Friday, 17 August 2012

Corn and soy sowings may prove higher than thought

16th Aug 2012, by Agrimoney
US growers  lifted corn and soybean plantings more than published data show, according to analysis of farmers returns to agricultural support officials, which signals total crop sowings some 3m acres higher.

Data compiled by the Farm Services Agency, which handles US Department of Agriculture disaster assistance, farm loan and conservation programmes, shows a 74.9m-acre number for soybean sowings, with a further 159,000 acres on top which growers were thwarted from sowing.

For corn, area was pegged at 92.9m acres, with farmers not making it onto a further 255,000 acres intended for planting.

While the data are at face value lower than the USDA official numbers - of 76.1m acres for soybeans and a 75-year high of 96.4m acres for corn - adjusted for non-reporting analysts said they actually signalled higher figures.

Planned vs actual

"We can expect a difference. But normally out numbers are lower than the Wasde numbers," an FSA spokesman told Agrimoney.com.

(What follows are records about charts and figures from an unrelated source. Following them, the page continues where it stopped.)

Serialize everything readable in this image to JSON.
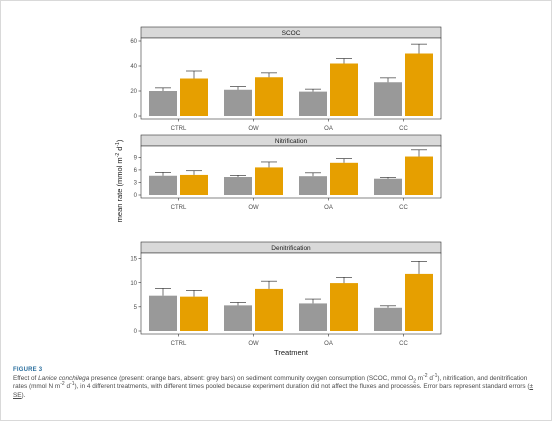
{
  "chart_data": {
    "type": "bar",
    "categories": [
      "CTRL",
      "OW",
      "OA",
      "CC"
    ],
    "xlabel": "Treatment",
    "ylabel_parts": {
      "base": "mean rate (mmol m",
      "sup1": "-2",
      "mid": "d",
      "sup2": "-1",
      "end": ")"
    },
    "series_colors": {
      "absent": "#999999",
      "present": "#E69F00"
    },
    "panels": [
      {
        "title": "SCOC",
        "ylim": [
          0,
          60
        ],
        "yticks": [
          "0",
          "20",
          "40",
          "60"
        ],
        "tick_values": [
          0,
          20,
          40,
          60
        ],
        "absent": {
          "values": [
            20,
            21,
            19.5,
            27
          ],
          "se": [
            2.5,
            2.5,
            2,
            3.5
          ]
        },
        "present": {
          "values": [
            30,
            31,
            42,
            50
          ],
          "se": [
            6,
            3.5,
            4,
            7.5
          ]
        }
      },
      {
        "title": "Nitrification",
        "ylim": [
          0,
          11
        ],
        "yticks": [
          "0",
          "3",
          "6",
          "9"
        ],
        "tick_values": [
          0,
          3,
          6,
          9
        ],
        "absent": {
          "values": [
            4.6,
            4.3,
            4.5,
            3.9
          ],
          "se": [
            0.8,
            0.4,
            0.8,
            0.3
          ]
        },
        "present": {
          "values": [
            4.8,
            6.6,
            7.7,
            9.2
          ],
          "se": [
            1.0,
            1.3,
            1.0,
            1.6
          ]
        }
      },
      {
        "title": "Denitrification",
        "ylim": [
          0,
          15.5
        ],
        "yticks": [
          "0",
          "5",
          "10",
          "15"
        ],
        "tick_values": [
          0,
          5,
          10,
          15
        ],
        "absent": {
          "values": [
            7.3,
            5.3,
            5.7,
            4.8
          ],
          "se": [
            1.5,
            0.6,
            0.9,
            0.4
          ]
        },
        "present": {
          "values": [
            7.1,
            8.7,
            9.9,
            11.8
          ],
          "se": [
            1.3,
            1.6,
            1.2,
            2.6
          ]
        }
      }
    ]
  },
  "caption": {
    "label": "FIGURE 3",
    "p1": "Effect of ",
    "species": "Lanice conchilega",
    "p2": " presence (present: orange bars, absent: grey bars) on sediment community oxygen consumption (SCOC, mmol O",
    "sub_o": "2",
    "p3": " m",
    "sup_a": "-2",
    "p4": " d",
    "sup_b": "-1",
    "p5": "), nitrification, and denitrification rates (mmol N m",
    "sup_c": "-2",
    "p6": " d",
    "sup_d": "-1",
    "p7": "), in 4 different treatments, with different times pooled because experiment duration did not affect the fluxes and processes. Error bars represent standard errors (",
    "pm": "± SE",
    "p8": ")."
  }
}
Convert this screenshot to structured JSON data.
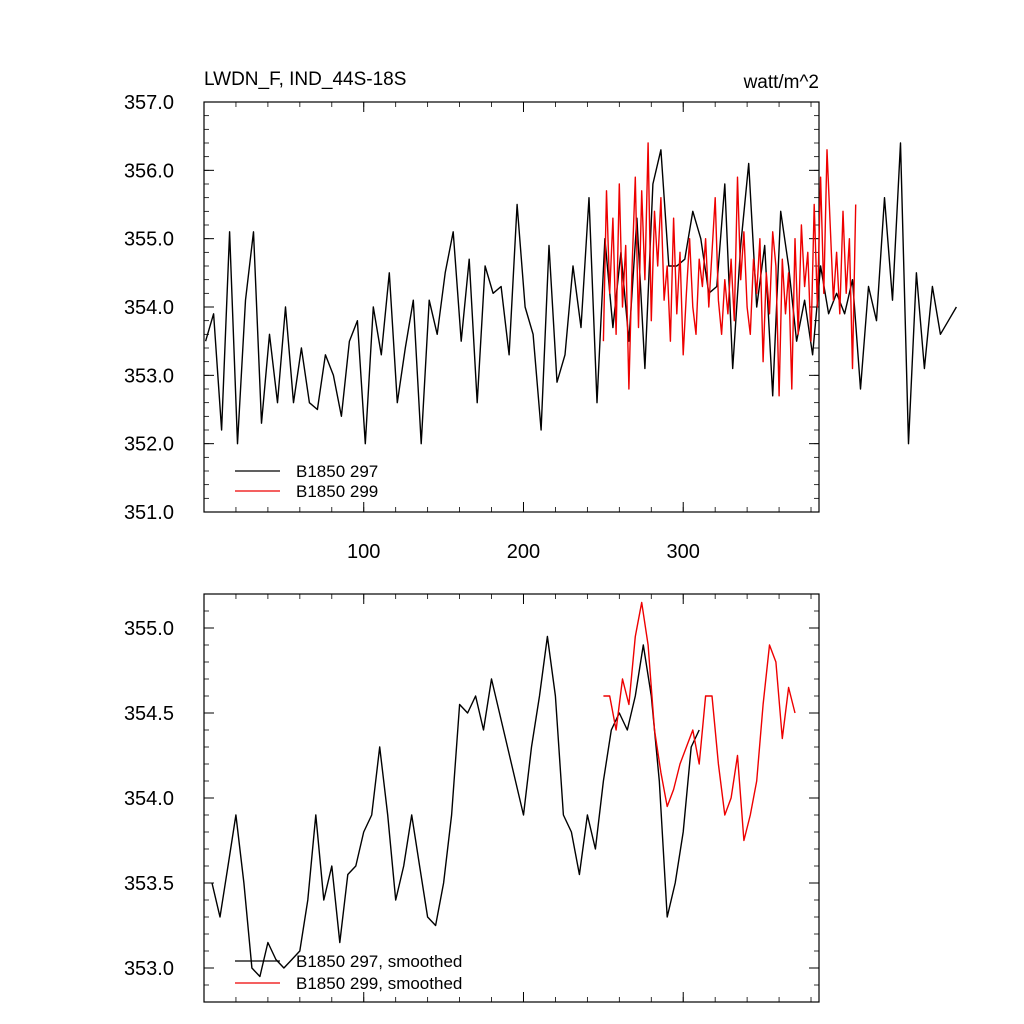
{
  "chart_data": [
    {
      "type": "line",
      "title": "LWDN_F, IND_44S-18S",
      "units": "watt/m^2",
      "xlabel": "",
      "ylabel": "",
      "xlim": [
        0,
        385
      ],
      "ylim": [
        351.0,
        357.0
      ],
      "xticks": [
        100,
        200,
        300
      ],
      "yticks": [
        351.0,
        352.0,
        353.0,
        354.0,
        355.0,
        356.0,
        357.0
      ],
      "ytick_labels": [
        "351.0",
        "352.0",
        "353.0",
        "354.0",
        "355.0",
        "356.0",
        "357.0"
      ],
      "xtick_labels": [
        "100",
        "200",
        "300"
      ],
      "legend": "bottom-left",
      "series": [
        {
          "name": "B1850 297",
          "color": "#000000",
          "x_start": 1,
          "x_step": 5,
          "values": [
            353.5,
            353.9,
            352.2,
            355.1,
            352.0,
            354.1,
            355.1,
            352.3,
            353.6,
            352.6,
            354.0,
            352.6,
            353.4,
            352.6,
            352.5,
            353.3,
            353.0,
            352.4,
            353.5,
            353.8,
            352.0,
            354.0,
            353.3,
            354.5,
            352.6,
            353.4,
            354.1,
            352.0,
            354.1,
            353.6,
            354.5,
            355.1,
            353.5,
            354.7,
            352.6,
            354.6,
            354.2,
            354.3,
            353.3,
            355.5,
            354.0,
            353.6,
            352.2,
            354.9,
            352.9,
            353.3,
            354.6,
            353.7,
            355.6,
            352.6,
            355.0,
            353.7,
            354.8,
            353.5,
            355.3,
            353.1,
            355.8,
            356.3,
            354.6,
            354.6,
            354.7,
            355.4,
            355.0,
            354.2,
            354.3,
            355.8,
            353.1,
            354.9,
            356.1,
            354.0,
            354.9,
            352.7,
            355.4,
            354.6,
            353.5,
            354.1,
            353.3,
            354.6,
            353.9,
            354.2,
            353.9,
            354.4,
            352.8,
            354.3,
            353.8,
            355.6,
            354.1,
            356.4,
            352.0,
            354.5,
            353.1,
            354.3,
            353.6,
            353.8,
            354.0
          ]
        },
        {
          "name": "B1850 299",
          "color": "#ee0000",
          "x_start": 250,
          "x_step": 2,
          "values": [
            353.5,
            355.7,
            354.2,
            355.3,
            353.6,
            355.8,
            354.0,
            354.9,
            352.8,
            354.6,
            355.9,
            353.7,
            355.7,
            354.4,
            356.4,
            353.8,
            355.4,
            354.6,
            355.6,
            354.1,
            354.6,
            353.5,
            355.3,
            353.9,
            354.8,
            353.3,
            354.2,
            355.0,
            354.0,
            353.6,
            354.7,
            354.3,
            355.0,
            354.0,
            354.8,
            355.6,
            354.1,
            353.6,
            354.4,
            353.9,
            354.7,
            353.8,
            355.9,
            354.4,
            355.1,
            354.0,
            353.6,
            354.7,
            354.2,
            355.0,
            353.2,
            354.5,
            353.9,
            355.1,
            354.6,
            352.7,
            354.7,
            353.9,
            354.5,
            352.8,
            355.0,
            353.6,
            355.2,
            354.3,
            354.8,
            353.5,
            355.5,
            354.0,
            355.9,
            354.2,
            356.3,
            355.2,
            354.1,
            354.8,
            353.9,
            355.4,
            354.2,
            355.0,
            353.1,
            355.5
          ]
        }
      ]
    },
    {
      "type": "line",
      "title": "",
      "units": "",
      "xlabel": "",
      "ylabel": "",
      "xlim": [
        0,
        385
      ],
      "ylim": [
        352.8,
        355.2
      ],
      "xticks": [
        100,
        200,
        300
      ],
      "yticks": [
        353.0,
        353.5,
        354.0,
        354.5,
        355.0
      ],
      "ytick_labels": [
        "353.0",
        "353.5",
        "354.0",
        "354.5",
        "355.0"
      ],
      "xtick_labels": [],
      "legend": "bottom-left",
      "series": [
        {
          "name": "B1850 297, smoothed",
          "color": "#000000",
          "x_start": 5,
          "x_step": 5,
          "values": [
            353.5,
            353.3,
            353.6,
            353.9,
            353.5,
            353.0,
            352.95,
            353.15,
            353.05,
            353.0,
            353.05,
            353.1,
            353.4,
            353.9,
            353.4,
            353.6,
            353.15,
            353.55,
            353.6,
            353.8,
            353.9,
            354.3,
            353.9,
            353.4,
            353.6,
            353.9,
            353.6,
            353.3,
            353.25,
            353.5,
            353.9,
            354.55,
            354.5,
            354.6,
            354.4,
            354.7,
            354.5,
            354.3,
            354.1,
            353.9,
            354.3,
            354.6,
            354.95,
            354.6,
            353.9,
            353.8,
            353.55,
            353.9,
            353.7,
            354.1,
            354.4,
            354.5,
            354.4,
            354.6,
            354.9,
            354.6,
            354.1,
            353.3,
            353.5,
            353.8,
            354.3,
            354.4
          ]
        },
        {
          "name": "B1850 299, smoothed",
          "color": "#ee0000",
          "x_start": 250,
          "x_step": 4,
          "values": [
            354.6,
            354.6,
            354.4,
            354.7,
            354.55,
            354.95,
            355.15,
            354.9,
            354.4,
            354.15,
            353.95,
            354.05,
            354.2,
            354.3,
            354.4,
            354.2,
            354.6,
            354.6,
            354.2,
            353.9,
            354.0,
            354.25,
            353.75,
            353.9,
            354.1,
            354.55,
            354.9,
            354.8,
            354.35,
            354.65,
            354.5
          ]
        }
      ]
    }
  ]
}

"Wasde numbers are survey numbers based on the entire universe" of US growers.

"Our numbers are actual numbers, but only for famers participating in our programmes," which while representing the great majority of growers, does not cover all.

In August 2011, for instance, FSA data showed corn area 3.6m acres below the final total, and soybean plantings 1.8m acres short.

Some, particularly largely farmers, chose not to enrol, said Don Roose, president of broker US Commodities said, supporting the credibility of the FSA data, in being based on real rather than survey results.

"These are the numbers you should be working with," if on an adjusted basis, Mr Roose said.

Conspiracy theory

Investors Agrimoney.com spoke to said that the FSA data implied sowings of an extra 1.2m acres for soybeans, and 500,000 acres for corn.

Indeed, the data provoked a theory that the extra sowings were behind a relatively low abandonment rate kept in the last Wasde report despite a sharp deterioration in crops, and with farmers seen likely to chop for fodder, or plough in, soybean fields seen likely to yield below 10 bushels per acre.

"That's what people are saying, although I can't see why the USDA would do that," Michael Cordonnier, at Soybean and Corn Advisor, told Agrimoney.com.

"If the USDA had the data, why not just use it?"

At broker Country Futures, Darrell Holaday, noting that the FSA report "indicated that planted acres of corn and soybeans were higher" than official USDA numbers said: "We have said many times that USDA has not picked up the total increase in planted acreage."